With that tour, McCall said, “what we aimed to do was give everyone everything that Parkway is, from the roots to the loftiest branches. The loftiest branches happen to be very high up in the ceiling and on fire now – but the roots are where it resonates”.
Heavy metal and orchestral music might sound like strange bedfellows, but it’s not a new idea: Metallica pioneered this marriage in 1999 with S&M, which involved the US quartet performing live with the San Francisco Symphony, with spectacular results.
For Parkway Drive, although the ARIA Award-winning band has been accompanied by a string quartet on several of its most recent tours, extending that idea by rearranging its music for a full-length orchestral concert is a mighty leap.
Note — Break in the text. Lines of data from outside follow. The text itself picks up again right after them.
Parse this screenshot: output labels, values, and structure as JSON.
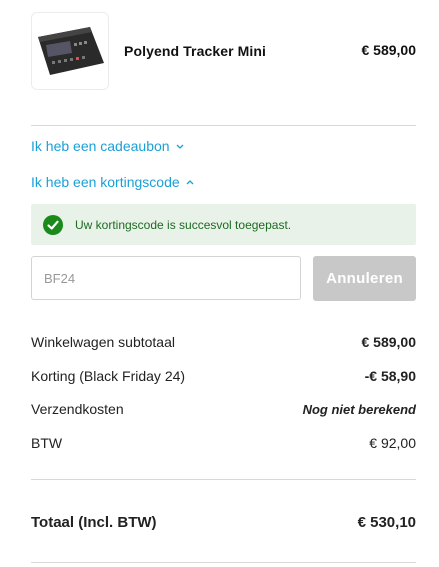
{
  "product": {
    "name": "Polyend Tracker Mini",
    "price": "€ 589,00"
  },
  "gift_card_link": "Ik heb een cadeaubon",
  "discount_link": "Ik heb een kortingscode",
  "success_message": "Uw kortingscode is succesvol toegepast.",
  "discount_input": {
    "value": "BF24"
  },
  "cancel_button": "Annuleren",
  "summary": [
    {
      "label": "Winkelwagen subtotaal",
      "value": "€ 589,00"
    },
    {
      "label": "Korting (Black Friday 24)",
      "value": "-€ 58,90"
    },
    {
      "label": "Verzendkosten",
      "value": "Nog niet berekend"
    },
    {
      "label": "BTW",
      "value": "€ 92,00"
    }
  ],
  "total": {
    "label": "Totaal (Incl. BTW)",
    "value": "€ 530,10"
  },
  "colors": {
    "link": "#1aa0d8",
    "success_bg": "#e8f2e8",
    "success_icon": "#1a8a1a",
    "button_disabled": "#c8c8c8"
  }
}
Yet as the band has shown time and again across the past two decades, a willingness to take bold creative risks has become a shared mantra that sustains them.
“It’s really neat to work with different articulations of melodies, and concepts for songs which already push to the boundary of where our imagination could create,” McCall said.
“To all of a sudden have 40 other different tools to articulate that original vision, you’re just given a bigger canvas. Still the original visions; reinterpret, or just reinforce?”
With a giddy grin, the frontman summed up what was ahead for the band thanks to this most unexpected opportunity: “It’s really f..king cool,” he said.